Barney (Carlyle) is a miserable sort in a town full of miserable people. You couldn’t imagine the barber being a legend of any sort – he can barely even hold a conversation with a customer. That turns out to be a problem for his boss, who wants rid of him so he can hire someone with friendlier banter. A swift accidental murder later and Barney’s in even worse trouble. It’s not long before (the brilliantly named) Detective Inspector Holdall (Ray Winstone going full Ray Winstone) is sniffing around. The twist? The cop’s not even after him for that death – there’s a serial killer on the loose and Holdall reckons Barney’s to blame.
Carlyle milks the constant juxtaposition of the mundane and the macabre, the mistakenly homicidal and the moronic, forcing a wedge of dark comedy between the two. The gap is jarring – but intentionally so. From the opening voice over accompanied by shots of dismembered body parts, this is pulp fiction in the messiest sense of the word; you can almost see the lumps of the original novel after it’s been chopped, blended and mashed for the screen.

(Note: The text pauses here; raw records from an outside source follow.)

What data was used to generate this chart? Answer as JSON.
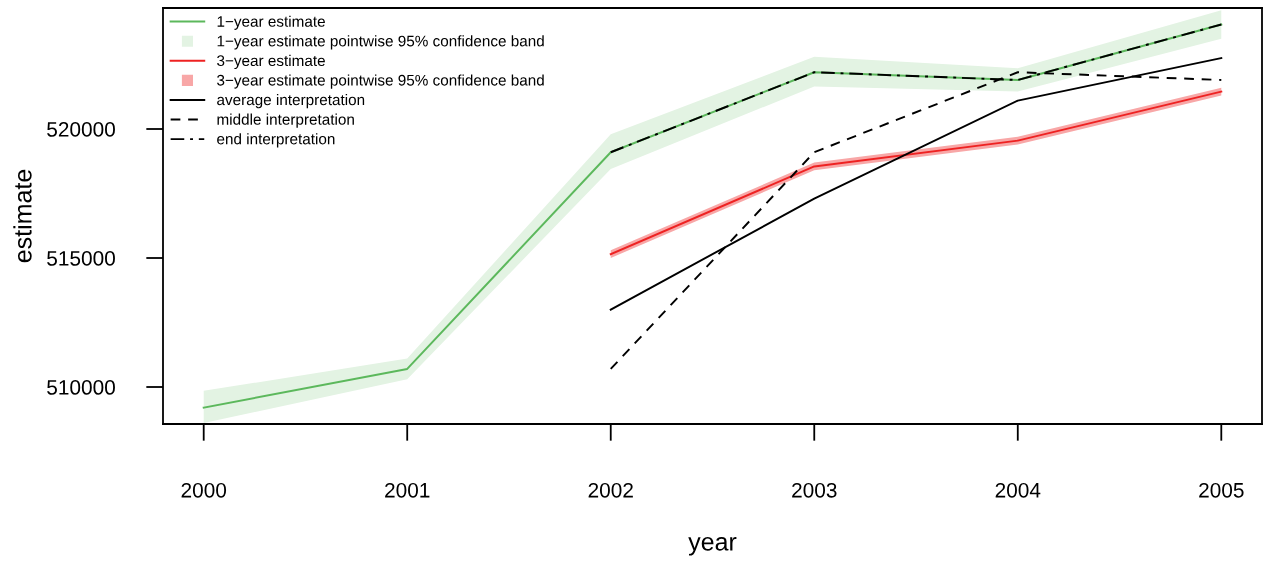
{
  "chart_data": {
    "type": "line",
    "xlabel": "year",
    "ylabel": "estimate",
    "xlim": [
      1999.8,
      2005.2
    ],
    "ylim": [
      508566,
      524690
    ],
    "xticks": [
      2000,
      2001,
      2002,
      2003,
      2004,
      2005
    ],
    "yticks": [
      510000,
      515000,
      520000
    ],
    "grid": false,
    "legend": "top left",
    "annotations": [
      "1−year estimate pointwise 95% confidence band",
      "3−year estimate pointwise 95% confidence band"
    ],
    "series": [
      {
        "name": "1−year estimate",
        "color": "#5cb85c",
        "line_style": "solid",
        "x": [
          2000,
          2001,
          2002,
          2003,
          2004,
          2005
        ],
        "values": [
          509200,
          510700,
          519100,
          522200,
          521900,
          524050
        ],
        "lower": [
          508600,
          510300,
          518450,
          521650,
          521450,
          523500
        ],
        "upper": [
          509850,
          511100,
          519800,
          522800,
          522350,
          524600
        ]
      },
      {
        "name": "3−year estimate",
        "color": "#ee2222",
        "line_style": "solid",
        "x": [
          2002,
          2003,
          2004,
          2005
        ],
        "values": [
          515150,
          518550,
          519550,
          521450
        ],
        "lower": [
          515000,
          518400,
          519400,
          521300
        ],
        "upper": [
          515300,
          518700,
          519700,
          521600
        ]
      },
      {
        "name": "average interpretation",
        "color": "#000000",
        "line_style": "solid",
        "x": [
          2002,
          2003,
          2004,
          2005
        ],
        "values": [
          513000,
          517300,
          521100,
          522750
        ]
      },
      {
        "name": "middle interpretation",
        "color": "#000000",
        "line_style": "dashed",
        "x": [
          2002,
          2003,
          2004,
          2005
        ],
        "values": [
          510700,
          519100,
          522200,
          521900
        ]
      },
      {
        "name": "end interpretation",
        "color": "#000000",
        "line_style": "dashdot",
        "x": [
          2002,
          2003,
          2004,
          2005
        ],
        "values": [
          519100,
          522200,
          521900,
          524050
        ]
      }
    ]
  }
}
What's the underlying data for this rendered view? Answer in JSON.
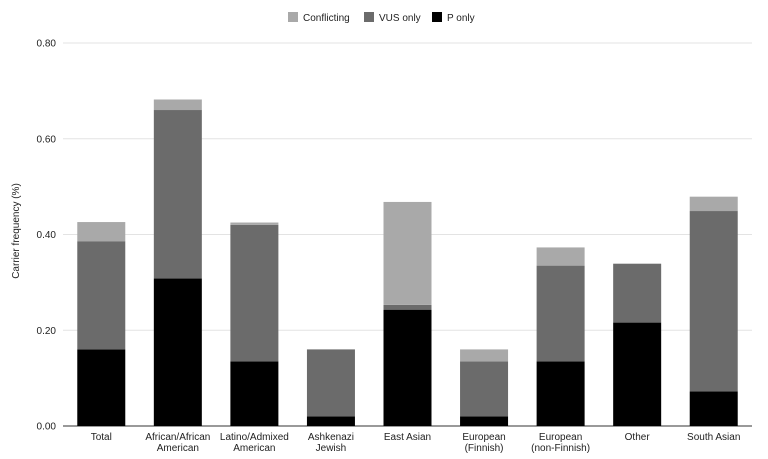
{
  "chart_data": {
    "type": "bar",
    "stacked": true,
    "title": "",
    "xlabel": "",
    "ylabel": "Carrier frequency (%)",
    "ylim": [
      0,
      0.8
    ],
    "yticks": [
      "0.00",
      "0.20",
      "0.40",
      "0.60",
      "0.80"
    ],
    "grid": true,
    "legend_position": "top",
    "categories": [
      "Total",
      "African/African American",
      "Latino/Admixed American",
      "Ashkenazi Jewish",
      "East Asian",
      "European (Finnish)",
      "European (non-Finnish)",
      "Other",
      "South Asian"
    ],
    "category_lines": [
      [
        "Total"
      ],
      [
        "African/African",
        "American"
      ],
      [
        "Latino/Admixed",
        "American"
      ],
      [
        "Ashkenazi",
        "Jewish"
      ],
      [
        "East Asian"
      ],
      [
        "European",
        "(Finnish)"
      ],
      [
        "European",
        "(non-Finnish)"
      ],
      [
        "Other"
      ],
      [
        "South Asian"
      ]
    ],
    "series": [
      {
        "name": "P only",
        "color": "#000000",
        "values": [
          0.16,
          0.308,
          0.135,
          0.02,
          0.243,
          0.02,
          0.135,
          0.216,
          0.072
        ]
      },
      {
        "name": "VUS only",
        "color": "#6b6b6b",
        "values": [
          0.226,
          0.352,
          0.285,
          0.14,
          0.01,
          0.115,
          0.2,
          0.123,
          0.377
        ]
      },
      {
        "name": "Conflicting",
        "color": "#a9a9a9",
        "values": [
          0.04,
          0.022,
          0.005,
          0.0,
          0.215,
          0.025,
          0.038,
          0.0,
          0.03
        ]
      }
    ],
    "legend_order": [
      "Conflicting",
      "VUS only",
      "P only"
    ]
  }
}
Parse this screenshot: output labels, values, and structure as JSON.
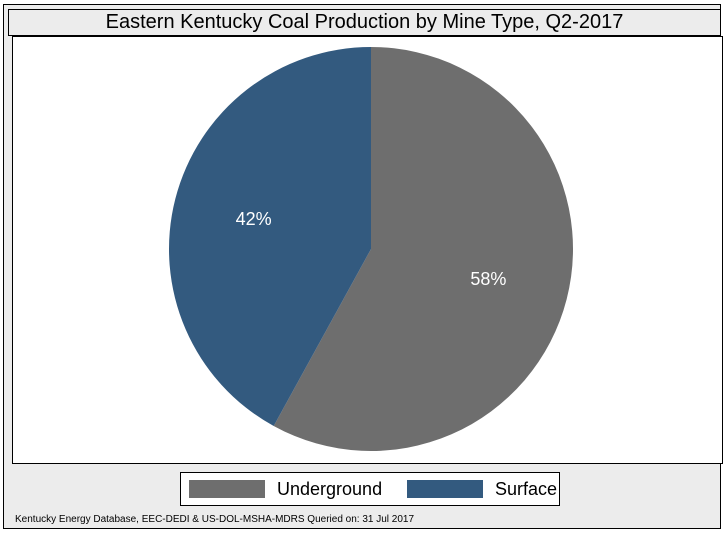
{
  "chart_data": {
    "type": "pie",
    "title": "Eastern Kentucky Coal Production by Mine Type, Q2-2017",
    "slices": [
      {
        "name": "Underground",
        "value": 58,
        "label": "58%",
        "color": "#6e6e6e"
      },
      {
        "name": "Surface",
        "value": 42,
        "label": "42%",
        "color": "#335a7f"
      }
    ],
    "start_angle_deg": 0,
    "direction": "clockwise",
    "legend_position": "bottom",
    "source": "Kentucky Energy Database, EEC-DEDI & US-DOL-MSHA-MDRS Queried on: 31 Jul 2017"
  },
  "colors": {
    "frame_background": "#ececec",
    "plot_background": "#ffffff",
    "label_text": "#ffffff"
  }
}
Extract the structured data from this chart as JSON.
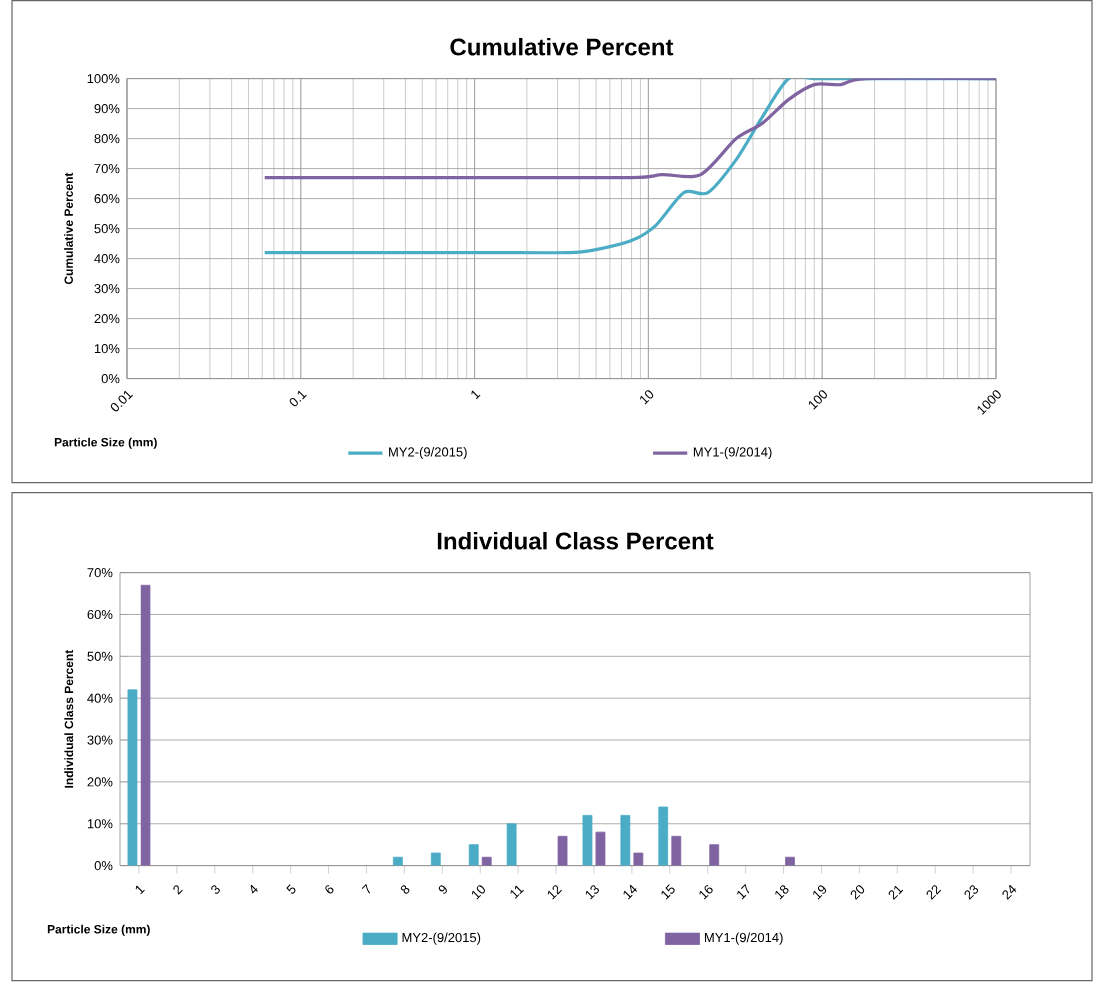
{
  "chart_data": [
    {
      "type": "line",
      "title": "Cumulative Percent",
      "xlabel": "Particle Size (mm)",
      "ylabel": "Cumulative Percent",
      "log": "x",
      "grid": true,
      "legend": "bottom",
      "marker": "none",
      "line_style": "solid",
      "xlim": [
        0.01,
        1000
      ],
      "xticks": [
        {
          "value": 0.01,
          "label": "0.01"
        },
        {
          "value": 0.1,
          "label": "0.1"
        },
        1,
        10,
        100,
        1000
      ],
      "ylim": [
        0,
        100
      ],
      "yticks": [
        {
          "value": 0,
          "label": "0%"
        },
        {
          "value": 10,
          "label": "10%"
        },
        {
          "value": 20,
          "label": "20%"
        },
        {
          "value": 30,
          "label": "30%"
        },
        {
          "value": 40,
          "label": "40%"
        },
        {
          "value": 50,
          "label": "50%"
        },
        {
          "value": 60,
          "label": "60%"
        },
        {
          "value": 70,
          "label": "70%"
        },
        {
          "value": 80,
          "label": "80%"
        },
        {
          "value": 90,
          "label": "90%"
        },
        {
          "value": 100,
          "label": "100%"
        }
      ],
      "series": [
        {
          "name": "MY2-(9/2015)",
          "color": "#4bacc6",
          "x": [
            0.062,
            1,
            3.5,
            5,
            8,
            11,
            16,
            22,
            32,
            45,
            64,
            90,
            180,
            1000
          ],
          "values": [
            42,
            42,
            42,
            43,
            46,
            51,
            62,
            62,
            73,
            87,
            100,
            100,
            100,
            100
          ]
        },
        {
          "name": "MY1-(9/2014)",
          "color": "#8064a2",
          "x": [
            0.062,
            1,
            8,
            12,
            20,
            32,
            45,
            64,
            90,
            128,
            180,
            1000
          ],
          "values": [
            67,
            67,
            67,
            68,
            68,
            80,
            85,
            93,
            98,
            98,
            100,
            100
          ]
        }
      ]
    },
    {
      "type": "bar",
      "title": "Individual Class Percent",
      "xlabel": "Particle Size (mm)",
      "ylabel": "Individual Class Percent",
      "grid": "y",
      "legend": "bottom",
      "categories": [
        "1",
        "2",
        "3",
        "4",
        "5",
        "6",
        "7",
        "8",
        "9",
        "10",
        "11",
        "12",
        "13",
        "14",
        "15",
        "16",
        "17",
        "18",
        "19",
        "20",
        "21",
        "22",
        "23",
        "24"
      ],
      "ylim": [
        0,
        70
      ],
      "yticks": [
        {
          "value": 0,
          "label": "0%"
        },
        {
          "value": 10,
          "label": "10%"
        },
        {
          "value": 20,
          "label": "20%"
        },
        {
          "value": 30,
          "label": "30%"
        },
        {
          "value": 40,
          "label": "40%"
        },
        {
          "value": 50,
          "label": "50%"
        },
        {
          "value": 60,
          "label": "60%"
        },
        {
          "value": 70,
          "label": "70%"
        }
      ],
      "series": [
        {
          "name": "MY2-(9/2015)",
          "color": "#4bacc6",
          "values": [
            42,
            null,
            null,
            null,
            null,
            null,
            null,
            2,
            3,
            5,
            10,
            null,
            12,
            12,
            14,
            null,
            null,
            null,
            null,
            null,
            null,
            null,
            null,
            null
          ]
        },
        {
          "name": "MY1-(9/2014)",
          "color": "#8064a2",
          "values": [
            67,
            null,
            null,
            null,
            null,
            null,
            null,
            null,
            null,
            2,
            null,
            7,
            8,
            3,
            7,
            5,
            null,
            2,
            null,
            null,
            null,
            null,
            null,
            null
          ]
        }
      ]
    }
  ]
}
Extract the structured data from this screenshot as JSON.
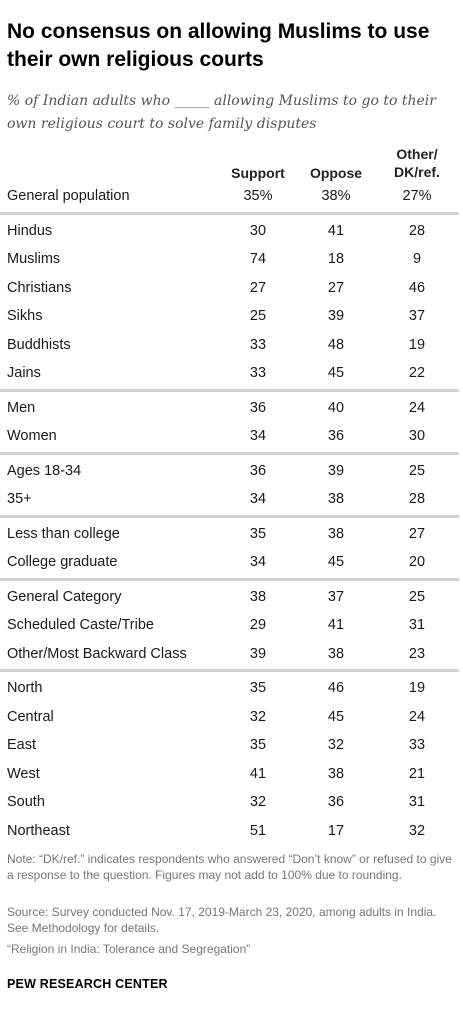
{
  "title": "No consensus on allowing Muslims to use their own religious courts",
  "subtitle": "% of Indian adults who _____ allowing Muslims to go to their own religious court to solve family disputes",
  "chart_data": {
    "type": "table",
    "columns": [
      "Support",
      "Oppose",
      "Other/DK/ref."
    ],
    "column_headers": {
      "support": "Support",
      "oppose": "Oppose",
      "other_line1": "Other/",
      "other_line2": "DK/ref."
    },
    "groups": [
      {
        "rows": [
          {
            "label": "General population",
            "values": [
              "35%",
              "38%",
              "27%"
            ]
          }
        ]
      },
      {
        "rows": [
          {
            "label": "Hindus",
            "values": [
              30,
              41,
              28
            ]
          },
          {
            "label": "Muslims",
            "values": [
              74,
              18,
              9
            ]
          },
          {
            "label": "Christians",
            "values": [
              27,
              27,
              46
            ]
          },
          {
            "label": "Sikhs",
            "values": [
              25,
              39,
              37
            ]
          },
          {
            "label": "Buddhists",
            "values": [
              33,
              48,
              19
            ]
          },
          {
            "label": "Jains",
            "values": [
              33,
              45,
              22
            ]
          }
        ]
      },
      {
        "rows": [
          {
            "label": "Men",
            "values": [
              36,
              40,
              24
            ]
          },
          {
            "label": "Women",
            "values": [
              34,
              36,
              30
            ]
          }
        ]
      },
      {
        "rows": [
          {
            "label": "Ages 18-34",
            "values": [
              36,
              39,
              25
            ]
          },
          {
            "label": "35+",
            "values": [
              34,
              38,
              28
            ]
          }
        ]
      },
      {
        "rows": [
          {
            "label": "Less than college",
            "values": [
              35,
              38,
              27
            ]
          },
          {
            "label": "College graduate",
            "values": [
              34,
              45,
              20
            ]
          }
        ]
      },
      {
        "rows": [
          {
            "label": "General Category",
            "values": [
              38,
              37,
              25
            ]
          },
          {
            "label": "Scheduled Caste/Tribe",
            "values": [
              29,
              41,
              31
            ]
          },
          {
            "label": "Other/Most Backward Class",
            "values": [
              39,
              38,
              23
            ]
          }
        ]
      },
      {
        "rows": [
          {
            "label": "North",
            "values": [
              35,
              46,
              19
            ]
          },
          {
            "label": "Central",
            "values": [
              32,
              45,
              24
            ]
          },
          {
            "label": "East",
            "values": [
              35,
              32,
              33
            ]
          },
          {
            "label": "West",
            "values": [
              41,
              38,
              21
            ]
          },
          {
            "label": "South",
            "values": [
              32,
              36,
              31
            ]
          },
          {
            "label": "Northeast",
            "values": [
              51,
              17,
              32
            ]
          }
        ]
      }
    ]
  },
  "note": "Note: “DK/ref.” indicates respondents who answered “Don’t know” or refused to give a response to the question. Figures may not add to 100% due to rounding.",
  "source": "Source: Survey conducted Nov. 17, 2019-March 23, 2020, among adults in India. See Methodology for details.",
  "report": "“Religion in India: Tolerance and Segregation”",
  "credit": "PEW RESEARCH CENTER"
}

On the one hand, that’s The Legend of Barney Thomson’s greatest strength. The Glaswegian locations are wonderfully drab and the cast amusingly colourful, always out of step with each other. Holdall may have the wrong suspect, but he can sense something’s off about the whole story. Fitting right in with that are some stellar supporting turns, from Tom Courtenay as Holdall’s rude boss to Ashley Jensen as his rival, the overly macho DI Robertson. Taking the biscuit, though, is Emma Thompson, who transforms herself as Barney’s hilariously repulsive mum – a turn that recalls Mia Farrow in Broadway Danny Rose, if Mia Farrow’s character slipped in an ashtray while doing an impression of Vera Duckworth.
Carlyle gives his actors oodles of space to be as awkward as possible, but while the cast benefit, the rest of the production suffers: the script, which is balanced on a knife edge between rib-tickling and nerve-jangling, feels too uneven to be fully either. A surprisingly bloody conclusion to one subplot only emphasises the wildly unbalanced mood. The result is eccentric and odd, in a way that only real life can be. But sometimes, you need a little polish to make your grit easier to digest.